What also made this weekly venture fun, was that Leo and Peter were characters. There was Peter always bugging Leo to get him coffee or make him a sandwich, and then there was Leo the born showman, God bless him, wearing socks on his ears while smoking a cigarette in order to attract sales. They fit right in with the rest of the Sales Barn's quirky charm. The Mexican family that ran the deli counter would play guitars and sing during downtime: once I offered to bring in my harmonica and join them; they seemed delighted at this idea, and sadly, I never followed up. Indeed, the vendors were as offbeat as a lot of the merchandise for sale. I had bought other things at the Sales Barn than just comics, yet the only one that remains in my mind thirty years on is this souvenir tabloid that reprinted the original 1922 newspaper clippings pertaining to the discovery of King Tut's tomb. (Regretfully, that went away in a yard sale many moons ago.)

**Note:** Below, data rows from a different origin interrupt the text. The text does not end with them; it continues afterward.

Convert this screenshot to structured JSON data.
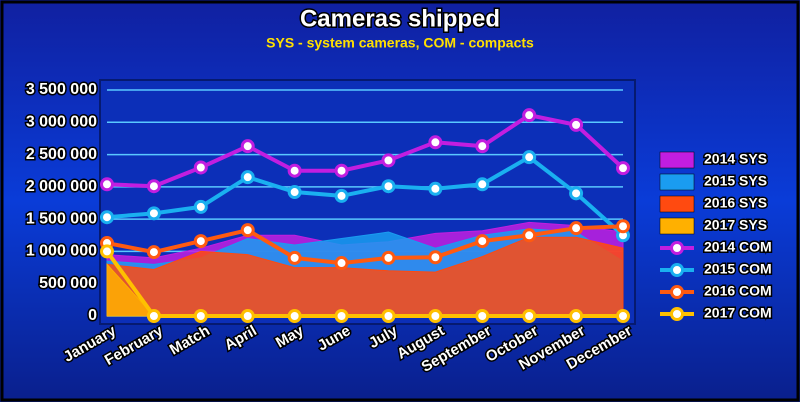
{
  "chart_data": {
    "type": "line",
    "title": "Cameras shipped",
    "subtitle": "SYS - system cameras, COM - compacts",
    "categories": [
      "January",
      "February",
      "Match",
      "April",
      "May",
      "June",
      "July",
      "August",
      "September",
      "October",
      "November",
      "December"
    ],
    "ylim": [
      0,
      3500000
    ],
    "yticks": [
      {
        "value": 0,
        "label": "0"
      },
      {
        "value": 500000,
        "label": "500 000"
      },
      {
        "value": 1000000,
        "label": "1 000 000"
      },
      {
        "value": 1500000,
        "label": "1 500 000"
      },
      {
        "value": 2000000,
        "label": "2 000 000"
      },
      {
        "value": 2500000,
        "label": "2 500 000"
      },
      {
        "value": 3000000,
        "label": "3 000 000"
      },
      {
        "value": 3500000,
        "label": "3 500 000"
      }
    ],
    "grid": true,
    "legend": "right",
    "series": [
      {
        "name": "2014 SYS",
        "type": "area",
        "color": "#c21ee0",
        "values": [
          950000,
          900000,
          1050000,
          1250000,
          1250000,
          1100000,
          1150000,
          1280000,
          1320000,
          1450000,
          1400000,
          1300000
        ]
      },
      {
        "name": "2015 SYS",
        "type": "area",
        "color": "#1a9cf0",
        "values": [
          850000,
          800000,
          900000,
          1200000,
          1100000,
          1200000,
          1300000,
          1050000,
          1250000,
          1350000,
          1300000,
          850000
        ]
      },
      {
        "name": "2016 SYS",
        "type": "area",
        "color": "#ff4a10",
        "values": [
          800000,
          720000,
          1000000,
          950000,
          750000,
          750000,
          700000,
          680000,
          920000,
          1220000,
          1220000,
          1050000
        ]
      },
      {
        "name": "2017 SYS",
        "type": "area",
        "color": "#ffb000",
        "values": [
          800000,
          0,
          0,
          0,
          0,
          0,
          0,
          0,
          0,
          0,
          0,
          0
        ]
      },
      {
        "name": "2014 COM",
        "type": "line",
        "color": "#c21ee0",
        "values": [
          2040000,
          2010000,
          2300000,
          2630000,
          2250000,
          2250000,
          2410000,
          2690000,
          2630000,
          3110000,
          2960000,
          2290000
        ]
      },
      {
        "name": "2015 COM",
        "type": "line",
        "color": "#1ab0f0",
        "values": [
          1530000,
          1590000,
          1690000,
          2150000,
          1920000,
          1860000,
          2010000,
          1970000,
          2040000,
          2460000,
          1900000,
          1250000
        ]
      },
      {
        "name": "2016 COM",
        "type": "line",
        "color": "#ff5a10",
        "values": [
          1130000,
          990000,
          1160000,
          1330000,
          900000,
          820000,
          900000,
          910000,
          1160000,
          1250000,
          1360000,
          1390000
        ]
      },
      {
        "name": "2017 COM",
        "type": "line",
        "color": "#ffc000",
        "values": [
          1000000,
          0,
          0,
          0,
          0,
          0,
          0,
          0,
          0,
          0,
          0,
          0
        ]
      }
    ]
  }
}
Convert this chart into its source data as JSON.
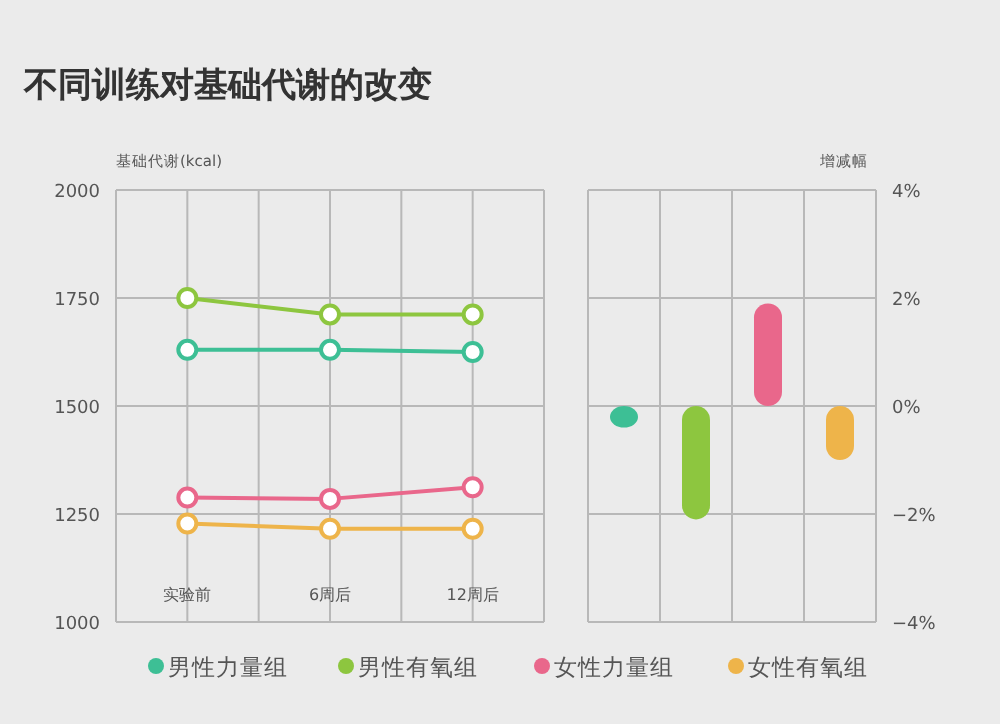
{
  "chart_data": [
    {
      "type": "line",
      "title": "不同训练对基础代谢的改变",
      "ylabel": "基础代谢(kcal)",
      "categories": [
        "实验前",
        "6周后",
        "12周后"
      ],
      "series": [
        {
          "name": "男性力量组",
          "color": "#3dbf95",
          "values": [
            1630,
            1630,
            1625
          ]
        },
        {
          "name": "男性有氧组",
          "color": "#8dc63f",
          "values": [
            1750,
            1712,
            1712
          ]
        },
        {
          "name": "女性力量组",
          "color": "#e9678b",
          "values": [
            1288,
            1285,
            1312
          ]
        },
        {
          "name": "女性有氧组",
          "color": "#eeb44a",
          "values": [
            1228,
            1216,
            1216
          ]
        }
      ],
      "ylim": [
        1000,
        2000
      ],
      "yticks": [
        1000,
        1250,
        1500,
        1750,
        2000
      ],
      "grid": true,
      "legend": "bottom",
      "marker": "circle"
    },
    {
      "type": "bar",
      "ylabel": "增减幅",
      "categories": [
        null,
        null,
        null,
        null
      ],
      "values": [
        -0.4,
        -2.1,
        1.9,
        -1.0
      ],
      "colors": [
        "#3dbf95",
        "#8dc63f",
        "#e9678b",
        "#eeb44a"
      ],
      "ylim": [
        -4,
        4
      ],
      "yticks": [
        {
          "value": -4,
          "label": "−4%"
        },
        {
          "value": -2,
          "label": "−2%"
        },
        {
          "value": 0,
          "label": "0%"
        },
        {
          "value": 2,
          "label": "2%"
        },
        {
          "value": 4,
          "label": "4%"
        }
      ],
      "grid": true
    }
  ]
}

To puritanical eyes, the Simcoe Sales Barn was nothing but a junk store. My mother especially was less than thrilled with my weekly jaunts there, and would use my hobby as an excuse for my poor grades. (This was false- I studied and did my homework, albeit without passion, since I considered school useless in preparing me for my probable future of working in a cannery.) She even told me once that she had gone by the place with some of her friends, and said aloud, disparagingly, "I know where my kid is!" This statement I think revealed more about her than me, but that is another story.

She may have seen this as yet another way for me to fritter away my allowance on comic books, but there was much more to it than that. This place was magic! There was an ambiance here that I really dug. After a few weeks, an interesting little community evolved, as vendors and customers became familiar to one another. A kinship was felt among the people before and behind the booths, and it was far less superficial than merely the vendors putting the touch on people to part with their money. There was an unspoken solidarity- all of us were just trying to get by! Being there gave one the confidence to take on those economic hard times with a fortuitous joy of life, where we didn't have much, but rejoiced in what we did.

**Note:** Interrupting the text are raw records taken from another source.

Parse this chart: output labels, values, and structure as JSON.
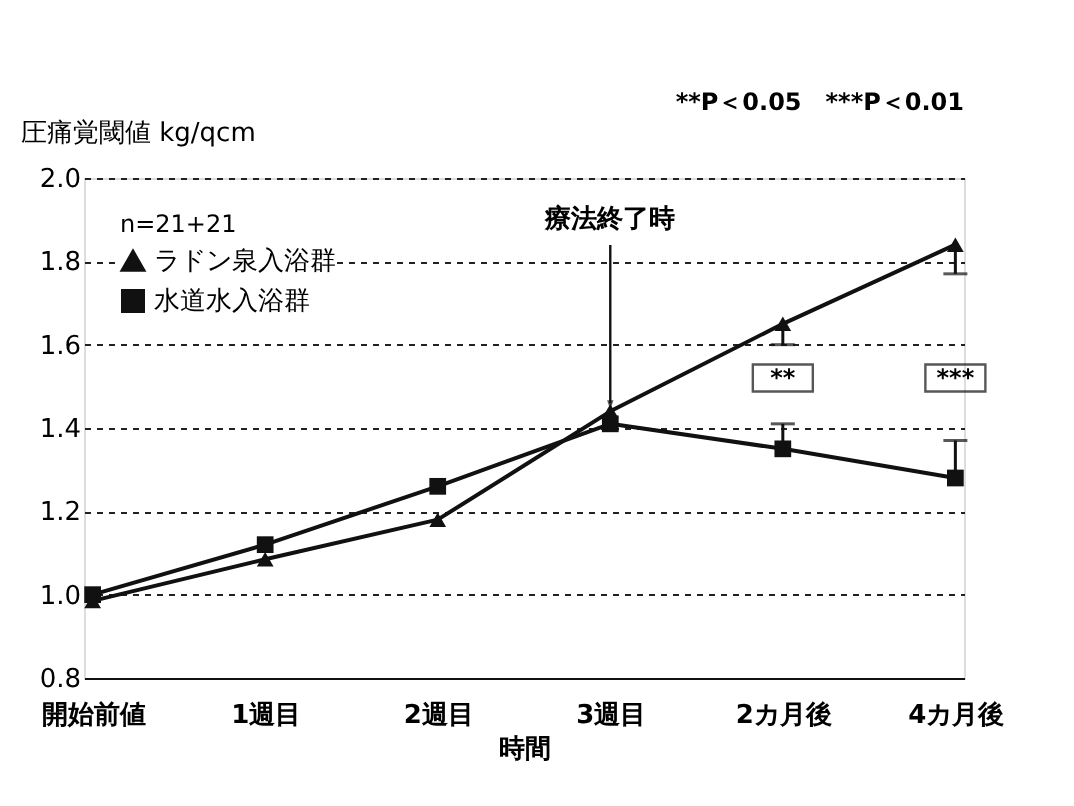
{
  "chart_data": {
    "type": "line",
    "categories": [
      "開始前値",
      "1週目",
      "2週目",
      "3週目",
      "2カ月後",
      "4カ月後"
    ],
    "series": [
      {
        "name": "ラドン泉入浴群",
        "color": "#111111",
        "marker": "triangle",
        "values": [
          0.985,
          1.085,
          1.18,
          1.44,
          1.65,
          1.84
        ],
        "errors": [
          null,
          null,
          null,
          null,
          [
            1.6,
            1.65
          ],
          [
            1.77,
            1.84
          ]
        ]
      },
      {
        "name": "水道水入浴群",
        "color": "#111111",
        "marker": "square",
        "values": [
          1.0,
          1.12,
          1.26,
          1.41,
          1.35,
          1.28
        ],
        "errors": [
          null,
          null,
          null,
          null,
          [
            1.35,
            1.41
          ],
          [
            1.28,
            1.37
          ]
        ]
      }
    ],
    "xlabel": "時間",
    "ylabel": "圧痛覚閾値 kg/qcm",
    "legend_title": "n=21+21",
    "legend": "top left",
    "ylim": [
      0.8,
      2.0
    ],
    "yticks": [
      0.8,
      {
        "value": 1,
        "label": "1.0"
      },
      1.2,
      1.4,
      1.6,
      1.8,
      {
        "value": 2,
        "label": "2.0"
      }
    ],
    "grid": "y",
    "line_style": "solid",
    "annotations": [
      "**P＜0.05　***P＜0.01",
      {
        "text": "療法終了時",
        "x": "3週目",
        "y": 1.43
      },
      {
        "text": "**",
        "x": "2カ月後",
        "y": 1.52
      },
      {
        "text": "***",
        "x": "4カ月後",
        "y": 1.52
      }
    ]
  }
}
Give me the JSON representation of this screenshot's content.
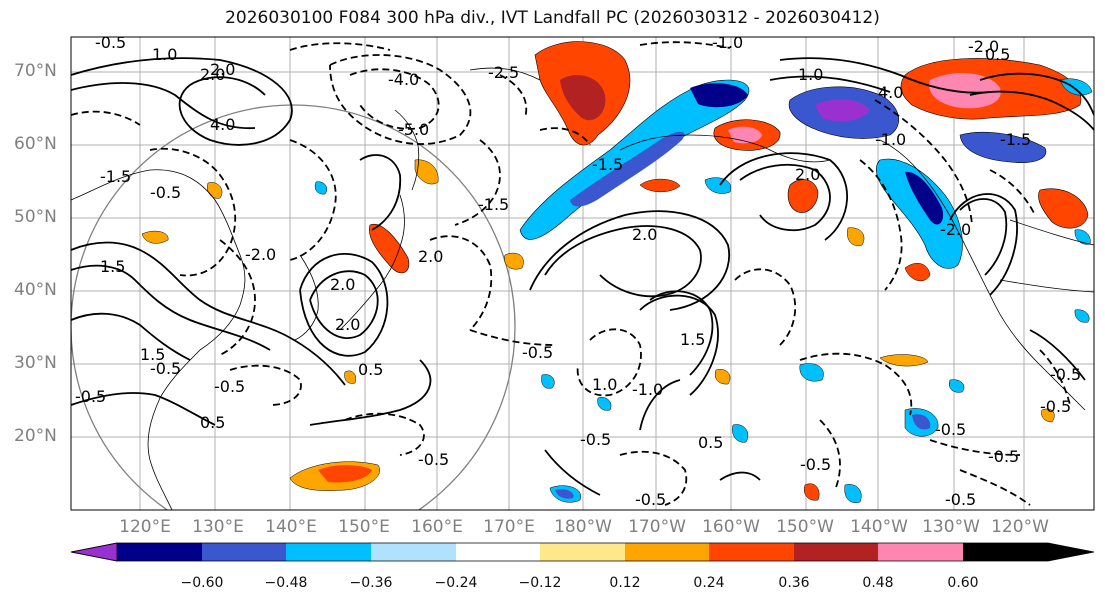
{
  "title": "2026030100 F084 300 hPa div., IVT Landfall PC (2026030312 - 2026030412)",
  "lat_labels": [
    "70°N",
    "60°N",
    "50°N",
    "40°N",
    "30°N",
    "20°N"
  ],
  "lon_labels": [
    "120°E",
    "130°E",
    "140°E",
    "150°E",
    "160°E",
    "170°E",
    "180°W",
    "170°W",
    "160°W",
    "150°W",
    "140°W",
    "130°W",
    "120°W"
  ],
  "colorbar": {
    "ticks": [
      "−0.60",
      "−0.48",
      "−0.36",
      "−0.24",
      "−0.12",
      "0.12",
      "0.24",
      "0.36",
      "0.48",
      "0.60"
    ],
    "colors": [
      "#9b30d0",
      "#00008b",
      "#3a57d0",
      "#00bfff",
      "#b0e2ff",
      "#ffffff",
      "#ffe88a",
      "#ffa500",
      "#ff4500",
      "#b22222",
      "#ff86b0"
    ]
  },
  "contour_labels": {
    "positive": [
      "1.0",
      "2.0",
      "4.0",
      "2.0",
      "1.5",
      "2.0",
      "1.5",
      "2.0",
      "0.5",
      "2.0",
      "0.5",
      "1.5",
      "1.0",
      "4.0",
      "2.0",
      "1.0",
      "0.5",
      "2.0",
      "0.5"
    ],
    "negative": [
      "-0.5",
      "-1.0",
      "-4.0",
      "-2.5",
      "-5.0",
      "-1.5",
      "-2.0",
      "-0.5",
      "-1.5",
      "-0.5",
      "-1.5",
      "-0.5",
      "-0.5",
      "-0.5",
      "-1.0",
      "-0.5",
      "-0.5",
      "-0.5",
      "-0.5",
      "-0.5",
      "-0.5",
      "-0.5",
      "-1.5",
      "-2.0",
      "-1.0",
      "-0.5",
      "-0.5",
      "-2.0"
    ]
  }
}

As the weeks went on, Leo and I especially became close, as Peter became increasingly absent from the venue, attending to other parts of their business. Leo would invite me to sit down, and we'd shoot the breeze or tell off-colour jokes (Leo never laughed out loud- he'd always just smirk and shake his head while holding a cigarette in the air). We had even discussed my working for him, as the summer months loomed, and that Peter likely wouldn't be around.

And then, it ended.

Without any warning or reason, our routine Friday trek was met with the shocking discovery that the barn was empty, locked up and in darkness. This sudden departure was abrupt even to me, who hates long goodbyes. Some time in the fall, Simcoe Sales Barn reopened in the same location, but things just weren't the same. Only half the space was filled, and this time a lot of it really was junk. (If memory serves, the King Tut books were still for sale.) Few of the original vendors returned - an East Indian gentleman and I nodded recognition to one another.  No Leo. No Peter. Consequently, the traffic was practically non-existent. In short order, this place closed with as little fanfare as its predecessor.

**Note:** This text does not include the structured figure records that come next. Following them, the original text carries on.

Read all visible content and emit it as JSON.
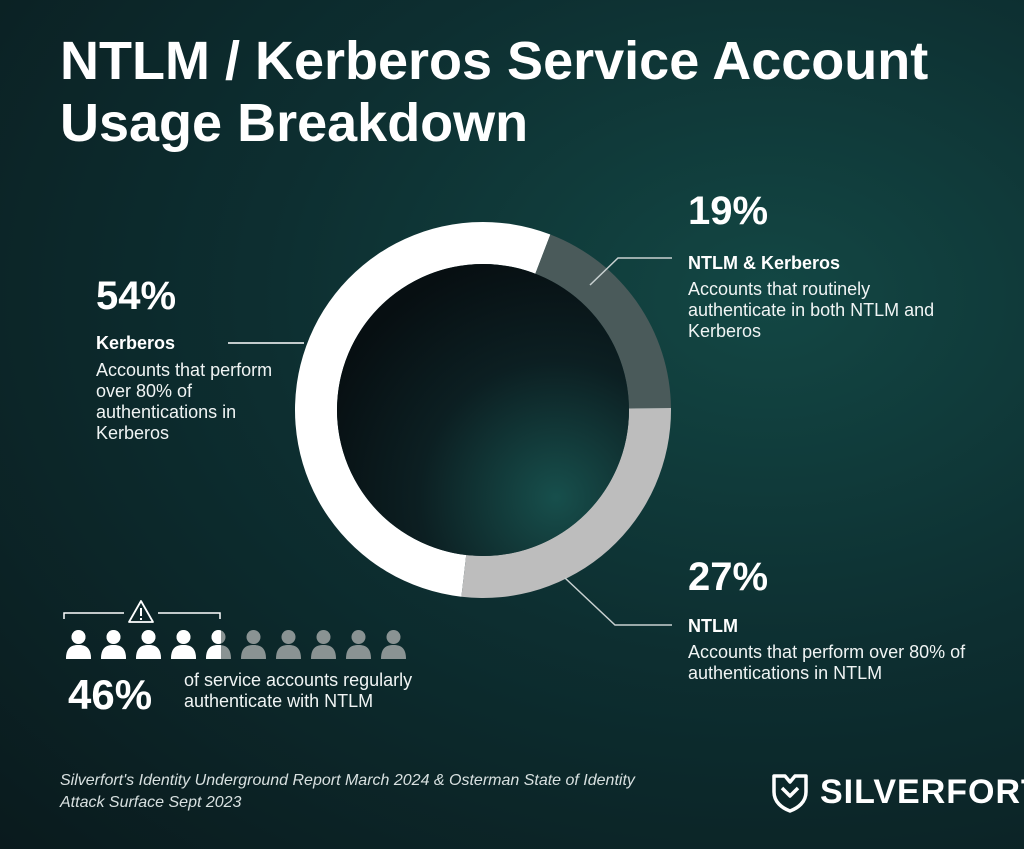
{
  "title": "NTLM / Kerberos Service Account Usage Breakdown",
  "chart_data": {
    "type": "pie",
    "variant": "donut",
    "series": [
      {
        "name": "Kerberos",
        "value": 54,
        "label": "54%",
        "description": "Accounts that perform over 80% of authentications in Kerberos",
        "color": "#ffffff"
      },
      {
        "name": "NTLM & Kerberos",
        "value": 19,
        "label": "19%",
        "description": "Accounts that routinely authenticate in both NTLM and Kerberos",
        "color": "#4a5a5a"
      },
      {
        "name": "NTLM",
        "value": 27,
        "label": "27%",
        "description": "Accounts that perform over 80% of authentications in NTLM",
        "color": "#bdbdbd"
      }
    ]
  },
  "callout": {
    "value": 46,
    "pct_label": "46%",
    "text": "of service accounts regularly authenticate with NTLM",
    "icons_total": 10,
    "icon": "person-icon",
    "warning_icon": "warning-icon",
    "colors": {
      "active": "#ffffff",
      "inactive": "#8a9393"
    }
  },
  "source": "Silverfort's Identity Underground Report March 2024 & Osterman State of Identity Attack Surface Sept 2023",
  "brand": {
    "name": "SILVERFORT",
    "icon": "silverfort-shield-icon"
  }
}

In hindsight, this microcosm reveals itself as the first of several times in my life where I've been blessed to be part of a wonderful world where the unique ambiance and friendships evolve out of just the right coalescence of things that happened to be in the air at the time. Those moments end just as quickly when just one of the ingredients is subtracted, and any attempts to recreate that magic with other parts results in disappointment. In many ways, this place was a life lesson to a young man; even today, it isn't hard to remember that euphoric feeling which lived there. I hope some of my anonymous fellow travelers can recall it too.